Shim et al16 stated that analyzing the efficacy of PAE in a single arm reveals significant improvements in IPSS scores, maximum uroflowmetry, PVRU, and prostate volume. However, in their systematic review with meta-analysis, they concluded that PAE should still be considered as an experimental treatment modality. In terms of efficacy, it is still inferior to standard treatment methods. However, PAE may offer other benefits to patients as being a minimally invasive procedure with a shorter hospital stay, faster return to normal activities, reduction in some adverse effects, and with a symptomatic benefit in management of LUTSs due to BPH.15, 16, 17
Carnevale et al18 in their study found a significant difference in terms of maximum uroflowmetry and prostate size yet not in IPSS questionnaire scores and stated that M-TURP results in significantly higher Q-max values and significantly smaller prostate volume than PAE, but there was no significant difference between postoperative IPSS scores.
The UK-ROPE study included 305 patients, 216 patients of whom underwent PAE, and concluded that PAE provides a significant improvement in the IPSS score; although some of these improvements were less than those observed with the TURP arm, PAE has the advantage of higher safety and earlier return to daily activities. Regarding prostate volume, there was a 28% reduction in prostate volume in the PAE group. In our study, the reduction in prostate size was 11.5% only, which may be attributed to the follow-up point, which was limited to 6 months after the intervention.15
5. Conclusion
B-TURP is as effective as M-TURP, with less blood loss and decrease in the possibility of occurrence of TUR syndrome.

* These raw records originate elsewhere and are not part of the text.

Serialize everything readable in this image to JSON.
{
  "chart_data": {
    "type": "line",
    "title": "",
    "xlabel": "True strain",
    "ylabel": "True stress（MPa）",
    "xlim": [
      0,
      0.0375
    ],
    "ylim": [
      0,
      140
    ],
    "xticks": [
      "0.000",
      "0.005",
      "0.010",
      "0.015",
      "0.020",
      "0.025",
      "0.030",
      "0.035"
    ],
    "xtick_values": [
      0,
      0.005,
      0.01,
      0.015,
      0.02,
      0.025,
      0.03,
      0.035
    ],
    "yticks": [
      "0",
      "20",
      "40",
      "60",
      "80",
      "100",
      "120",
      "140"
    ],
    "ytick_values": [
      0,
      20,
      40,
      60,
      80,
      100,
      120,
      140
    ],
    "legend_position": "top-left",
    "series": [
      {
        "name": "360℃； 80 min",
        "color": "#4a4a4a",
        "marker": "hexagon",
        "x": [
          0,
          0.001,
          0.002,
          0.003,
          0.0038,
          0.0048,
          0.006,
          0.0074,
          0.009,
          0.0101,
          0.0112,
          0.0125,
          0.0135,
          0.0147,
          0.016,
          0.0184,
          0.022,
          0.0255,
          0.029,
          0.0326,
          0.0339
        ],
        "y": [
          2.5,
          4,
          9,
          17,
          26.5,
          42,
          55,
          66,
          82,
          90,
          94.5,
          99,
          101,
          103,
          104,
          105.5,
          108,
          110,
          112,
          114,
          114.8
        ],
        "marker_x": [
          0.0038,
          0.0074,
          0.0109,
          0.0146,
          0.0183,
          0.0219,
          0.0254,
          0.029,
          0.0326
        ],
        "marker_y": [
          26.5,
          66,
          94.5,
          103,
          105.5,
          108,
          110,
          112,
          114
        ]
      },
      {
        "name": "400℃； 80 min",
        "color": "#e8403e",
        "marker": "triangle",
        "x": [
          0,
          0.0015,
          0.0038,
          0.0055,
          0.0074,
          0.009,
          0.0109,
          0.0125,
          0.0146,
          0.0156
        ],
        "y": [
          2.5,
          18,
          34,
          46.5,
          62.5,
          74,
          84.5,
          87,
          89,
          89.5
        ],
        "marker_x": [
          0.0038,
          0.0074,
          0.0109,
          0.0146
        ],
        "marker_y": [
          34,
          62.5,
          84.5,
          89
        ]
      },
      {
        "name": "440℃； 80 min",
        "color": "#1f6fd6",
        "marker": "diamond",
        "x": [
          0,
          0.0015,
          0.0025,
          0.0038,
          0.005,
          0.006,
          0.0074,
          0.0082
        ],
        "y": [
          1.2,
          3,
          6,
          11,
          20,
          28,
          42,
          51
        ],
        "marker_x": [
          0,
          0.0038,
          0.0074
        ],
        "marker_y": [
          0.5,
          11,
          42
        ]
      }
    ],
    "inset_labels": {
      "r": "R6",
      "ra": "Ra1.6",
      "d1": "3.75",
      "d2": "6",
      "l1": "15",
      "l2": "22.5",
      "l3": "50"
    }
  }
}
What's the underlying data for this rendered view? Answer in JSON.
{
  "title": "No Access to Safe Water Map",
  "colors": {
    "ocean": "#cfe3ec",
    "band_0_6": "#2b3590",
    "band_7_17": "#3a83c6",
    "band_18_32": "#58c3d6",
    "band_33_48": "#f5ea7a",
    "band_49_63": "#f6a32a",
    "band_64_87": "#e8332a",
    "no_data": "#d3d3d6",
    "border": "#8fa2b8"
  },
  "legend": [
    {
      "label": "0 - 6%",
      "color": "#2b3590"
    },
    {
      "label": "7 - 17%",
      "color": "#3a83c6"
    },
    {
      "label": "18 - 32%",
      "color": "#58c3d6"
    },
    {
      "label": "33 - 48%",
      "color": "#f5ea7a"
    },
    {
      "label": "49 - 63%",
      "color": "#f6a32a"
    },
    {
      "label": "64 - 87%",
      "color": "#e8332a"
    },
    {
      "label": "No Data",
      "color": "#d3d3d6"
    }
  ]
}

PAE performed using the PErFecTED technique is an advanced way of embolization that requires a high level of expertise and shows improvement in patients complaining of LUTSs due to BPH, yet these results are still not comparable with either M-TURP or B-TURP results. However, it represents a good treatment option in highly selective patients who are unfit for surgery that can be performed as an outpatient setting, requiring less hospitalization with earlier return to daily activities.
More studies regarding PAE are needed to discuss the long-term efficacy, the effect on erection, ejaculation, the need for retreatment again and cost-effectiveness; studies are also needed to evaluate the economic benefits of PAE.
Conflicts of interest
The authors have no conflict of interest to declare.